Walking Meditation
I woke up dirty. The room was always filled with a thick funk like a thousand dead rats. The sheets stunk. The pillow, hollow where my breath had singed a hole through its soul, was a carcass under a sheet. Mattress springs ached with every movement.
The alarm clock was all the way over there, across the room. It had to be all the way over there for it to serve any purpose. If I kept it on a bedside table, like any normal person, it would be too easy to roll over and slap it silent. I learned that lesson early; alarm clock across the room, on the floor, low and out of reach, maybe under a chair or behind a cabinet. You didn’t want to know what time it was, only that it was time to get up. Those evil red numbers, mocking you as they count the hours they steal from you each night.

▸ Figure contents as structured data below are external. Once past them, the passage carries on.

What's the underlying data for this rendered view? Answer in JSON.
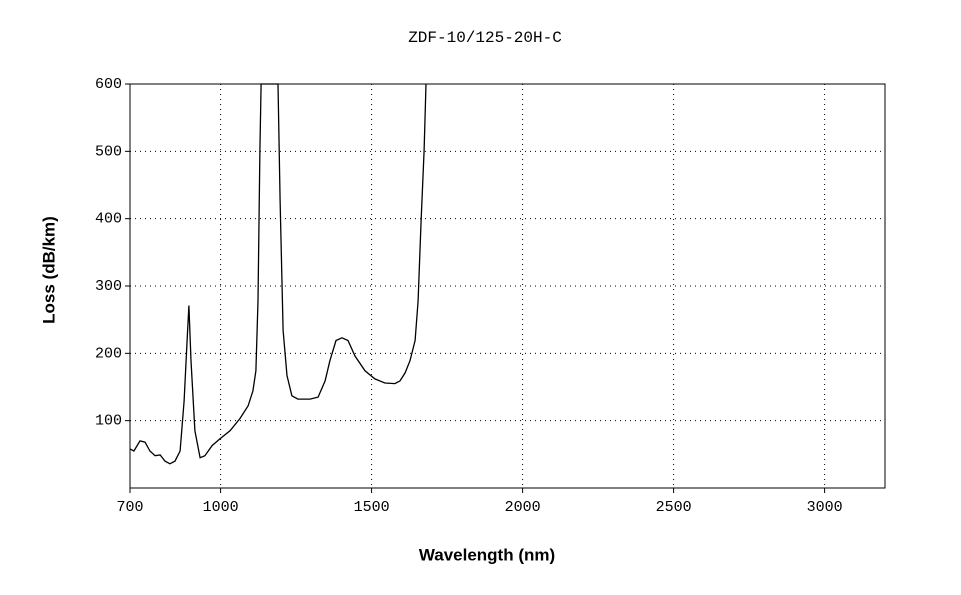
{
  "chart_data": {
    "type": "line",
    "title": "ZDF-10/125-20H-C",
    "x_label": "Wavelength (nm)",
    "y_label": "Loss (dB/km)",
    "xlim": [
      700,
      3200
    ],
    "ylim": [
      0,
      600
    ],
    "xticks": [
      700,
      1000,
      1500,
      2000,
      2500,
      3000
    ],
    "yticks": [
      100,
      200,
      300,
      400,
      500,
      600
    ],
    "grid": true,
    "series": [
      {
        "name": "Loss",
        "color": "#000000",
        "x": [
          700,
          713,
          733,
          750,
          766,
          783,
          800,
          816,
          832,
          849,
          866,
          879,
          889,
          895,
          902,
          915,
          932,
          948,
          972,
          998,
          1031,
          1064,
          1091,
          1107,
          1117,
          1124,
          1130,
          1134,
          1190,
          1197,
          1207,
          1220,
          1236,
          1256,
          1296,
          1323,
          1346,
          1362,
          1382,
          1402,
          1422,
          1445,
          1478,
          1511,
          1544,
          1577,
          1594,
          1611,
          1627,
          1644,
          1654,
          1664,
          1674,
          1680
        ],
        "values": [
          58,
          55,
          70,
          68,
          55,
          48,
          49,
          40,
          36,
          40,
          55,
          129,
          219,
          271,
          189,
          85,
          45,
          48,
          63,
          73,
          85,
          103,
          122,
          144,
          174,
          278,
          501,
          600,
          600,
          427,
          234,
          167,
          137,
          132,
          132,
          135,
          159,
          189,
          219,
          223,
          219,
          196,
          174,
          162,
          156,
          155,
          159,
          171,
          189,
          219,
          278,
          397,
          501,
          600
        ]
      }
    ]
  }
}
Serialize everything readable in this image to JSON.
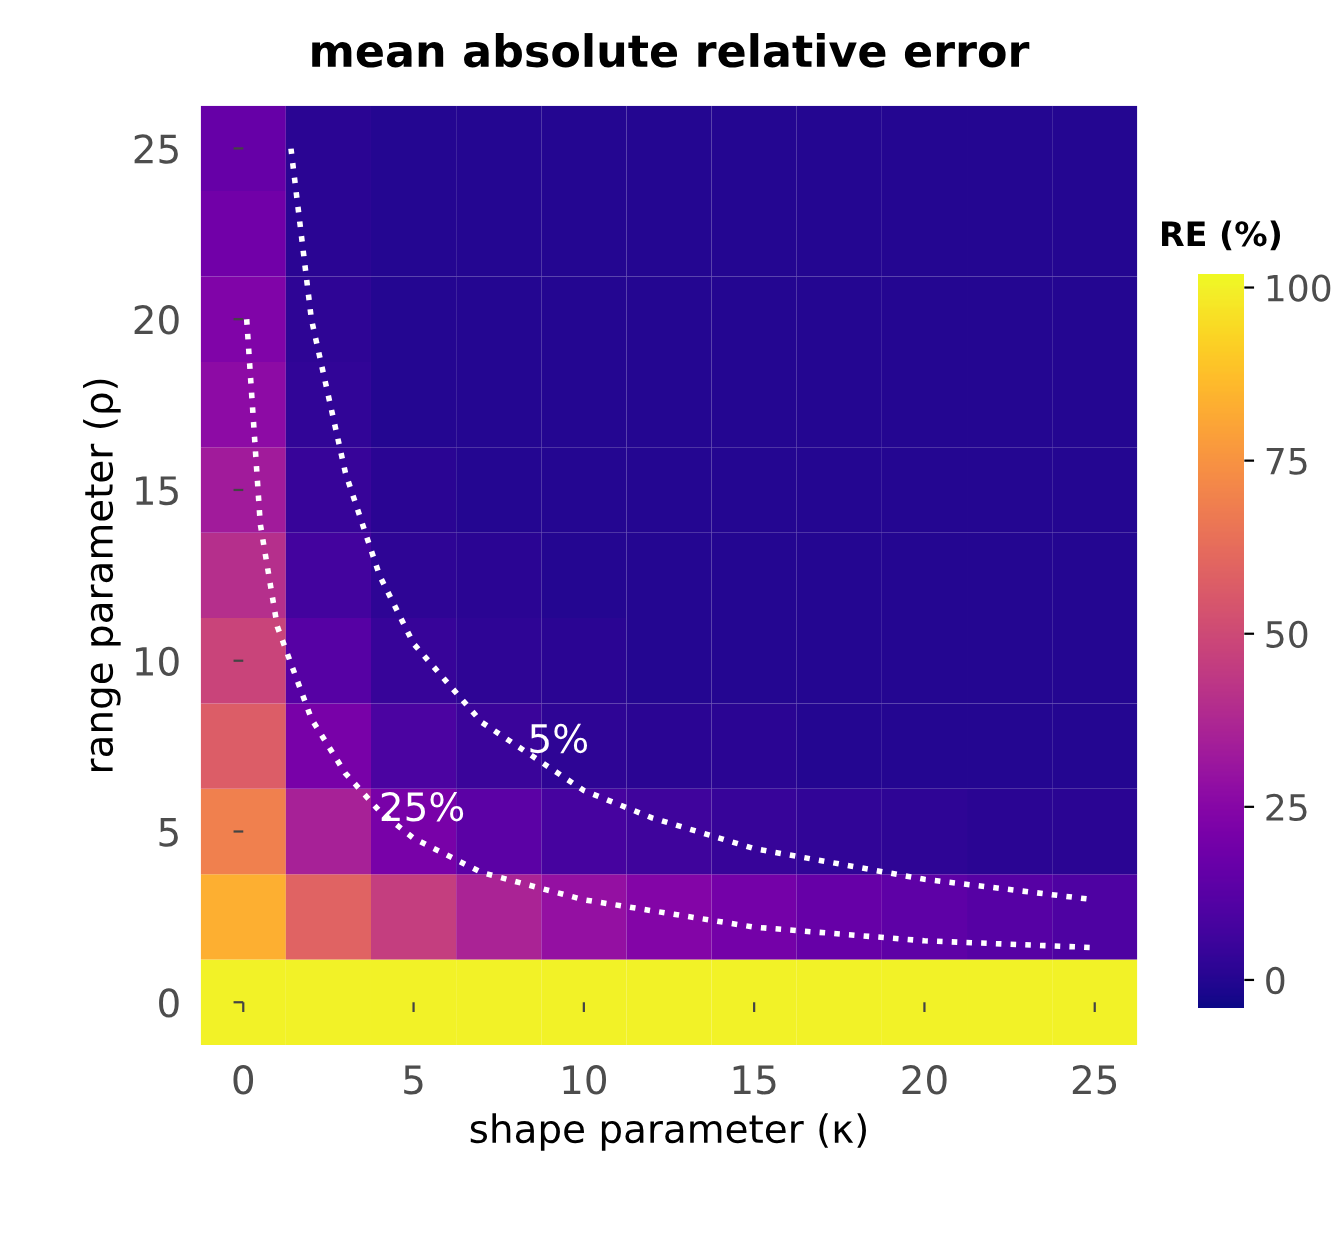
{
  "chart_data": [
    {
      "type": "heatmap",
      "title": "mean absolute relative error",
      "clabel": "RE (%)",
      "categories": [
        null,
        null,
        null,
        null,
        null,
        null,
        null,
        null,
        null,
        null,
        null
      ],
      "y_categories": [
        null,
        null,
        null,
        null,
        null,
        null,
        null,
        null,
        null,
        null,
        null
      ],
      "cells": [
        [
          16,
          1,
          0,
          0,
          0,
          0,
          0,
          0,
          0,
          0,
          0
        ],
        [
          19,
          1,
          0,
          0,
          0,
          0,
          0,
          0,
          0,
          0,
          0
        ],
        [
          23,
          2,
          0,
          0,
          0,
          0,
          0,
          0,
          0,
          0,
          0
        ],
        [
          27,
          3,
          0,
          0,
          0,
          0,
          0,
          0,
          0,
          0,
          0
        ],
        [
          33,
          4,
          1,
          0,
          0,
          0,
          0,
          0,
          0,
          0,
          0
        ],
        [
          40,
          7,
          2,
          1,
          0,
          0,
          0,
          0,
          0,
          0,
          0
        ],
        [
          48,
          12,
          4,
          2,
          1,
          0,
          0,
          0,
          0,
          0,
          0
        ],
        [
          57,
          21,
          9,
          5,
          2,
          1,
          1,
          0,
          0,
          0,
          0
        ],
        [
          69,
          35,
          21,
          13,
          8,
          6,
          4,
          3,
          2,
          1,
          1
        ],
        [
          83,
          59,
          46,
          36,
          29,
          24,
          20,
          16,
          14,
          12,
          10
        ],
        [
          100,
          100,
          100,
          100,
          100,
          100,
          100,
          100,
          100,
          100,
          100
        ]
      ],
      "clim": [
        -4,
        102
      ],
      "cticks": [
        0,
        25,
        50,
        75,
        100
      ]
    },
    {
      "type": "line",
      "xlabel": "shape parameter (κ)",
      "ylabel": "range parameter (ρ)",
      "xlim": [
        0,
        25
      ],
      "ylim": [
        0,
        25
      ],
      "xticks": [
        0,
        5,
        10,
        15,
        20,
        25
      ],
      "yticks": [
        0,
        5,
        10,
        15,
        20,
        25
      ],
      "line_style": "dotted",
      "series": [
        {
          "color": "#ffffff",
          "x": [
            0.1,
            0.5,
            1,
            2,
            3,
            4,
            5,
            7,
            10,
            15,
            20,
            25
          ],
          "values": [
            20,
            14,
            11,
            8.3,
            6.7,
            5.6,
            4.8,
            3.8,
            3,
            2.2,
            1.8,
            1.6
          ]
        },
        {
          "color": "#ffffff",
          "x": [
            1.4,
            2,
            3,
            4,
            5,
            7,
            10,
            12,
            15,
            20,
            25
          ],
          "values": [
            25,
            20,
            15.5,
            12.5,
            10.5,
            8.2,
            6.2,
            5.4,
            4.5,
            3.6,
            3.0
          ]
        }
      ],
      "annotations": [
        "5%",
        "25%"
      ]
    }
  ]
}
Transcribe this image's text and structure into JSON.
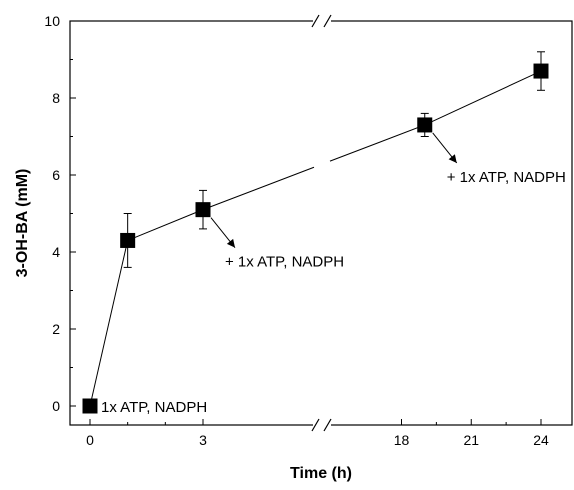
{
  "chart_data": {
    "type": "scatter",
    "title": "",
    "xlabel": "Time (h)",
    "ylabel": "3-OH-BA (mM)",
    "ylim": [
      0,
      10
    ],
    "x_axis": {
      "broken": true,
      "segments": [
        {
          "range": [
            0,
            3
          ],
          "ticks": [
            0,
            3
          ]
        },
        {
          "range": [
            16,
            24
          ],
          "ticks": [
            18,
            21,
            24
          ]
        }
      ]
    },
    "y_ticks": [
      0,
      2,
      4,
      6,
      8,
      10
    ],
    "grid": false,
    "legend": "none",
    "series": [
      {
        "points": [
          {
            "x": 0,
            "y": 0,
            "err": 0
          },
          {
            "x": 1,
            "y": 4.3,
            "err": 0.7
          },
          {
            "x": 3,
            "y": 5.1,
            "err": 0.5
          },
          {
            "x": 19,
            "y": 7.3,
            "err": 0.3
          },
          {
            "x": 24,
            "y": 8.7,
            "err": 0.5
          }
        ],
        "marker": "square",
        "color": "#000000"
      }
    ],
    "annotations": [
      {
        "text": "1x ATP, NADPH",
        "x": 0,
        "y": 0,
        "arrow": false
      },
      {
        "text": "+ 1x ATP, NADPH",
        "x": 3,
        "y": 5.1,
        "arrow": true
      },
      {
        "text": "+ 1x ATP, NADPH",
        "x": 19,
        "y": 7.3,
        "arrow": true
      }
    ]
  }
}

I kept my alarm clock behind an old bookshelf. A heavy bookshelf filled with good novels that I looked at when I was bored. It hissed. That alarm clock had a temper. It growled and pouted and like an infant until I crawled out of bed on my hands and knees like a beggar. It was relentless. In the dark I shuffled through dirty shirts and banged my forehead on the legs of chairs. It took all of my might to pull that book shelf away from the wall. And when I finally got it to slide, inch by inch, I didn’t look at those red numbers. I unplugged it from the wall and threatened it. If it didn’t keep its mouth shut, I promised to heave it out the window.
By that time I was awake. My eyes were adjusting to the light that came in from the window and it was impossible to go back to sleep. It wasn’t even worth attempting. I grumbled around in all that funk. I dressed in the first set of clothes that didn’t smell sour. There was no point brushing my hair. It was falling out as fast as I could look at it. On my pillow, on the floor, between my toes, my hair was leaving and it wasn’t keeping it a secret.
I wore a hat. It covered the thinning spot on the crown of my head. There was breakfast, a stale muffin, or a sheet of bread with butter. I ate as I walked out the door. Walking was the best medicine in the morning. It didn’t matter how much funk had filled that room the night before. After say, twenty minutes of walking, my lungs were fresh again. The toxins washed away, replaced with horns and sirens and car exhausts. At least it wasn’t the stink of that bedroom.
I’d walk until I was awake enough to be vigilant. There was always something strange going on at that time of the morning. A broken sprinkler shooting water straight up into the air, a child’s bike that survived the night, two different piles of dog shit on top of one another. These things would catch my attention. That’s how I knew I was fully awake.
I trudged along until I found some gas station that sold cheap coffee. I drank it black, right in station while the attendant wasn’t looking, and then I filled it to the top again. I paid for the second cup with change. It was always good to get rid of that change. It rattled in my pocket and turned me into a dog with bell on its collar.
The coffee didn’t stimulate me, but it loosened me up. I’m talking about shitting. Coffee always made me shit. The gas station, or the public library, or wherever – public toilets are the same no-good disease chambers wherever you go. I didn’t bother putting down paper on the seat. If it wasn’t dry, I’d give it a quick wipe. Otherwise, I’d sit right on the bowl, etched graffiti and all, and I’d let that coffee do its job.
Then it was off walking again. Right or left, didn’t matter. I looked for things along the side of the road. Dead animals, old wallet size pictures with names and messages on the back. I’d pick them up and look them over. The pictures, not the dead animals. I’d give those pictures a good looking over, spotting all the freckles on the person’s chin, or the funny way they scrunched their nose when they smiled. The backs were the best part. It always baffled me how ill-equipped people are when it comes to writing things on the back of wallet photos. Their humor is canned and rusty. “Don’t mind how fat my face looks,” or “Here’s me and Cindy looking good, lol.” It always got a little gross reading those notes. They were personal, but just enough to make them disgusting. They were never sincere. I always got photo number eighteen out of twenty-four. I could tell because the handwriting was sloppy by that point. Part of the message was always standard. I could tell those words had been written seventeen times before. Then they’d scribble their name. I never knew what it said. Brian or Brianna or Benjamin – who cares.
That’s how I’d spend the beginning of the day. By the time I got back home, I was hungry enough to eat a full meal. When I was good and full, it wasn’t hard to sit down and write. My head was packed with all of those interesting things I discovered during the walk. I’d write until late in the evening. Maybe drink a beer after that. Shower, plug the alarm clock in, move the book shelf, and crawl back into bed.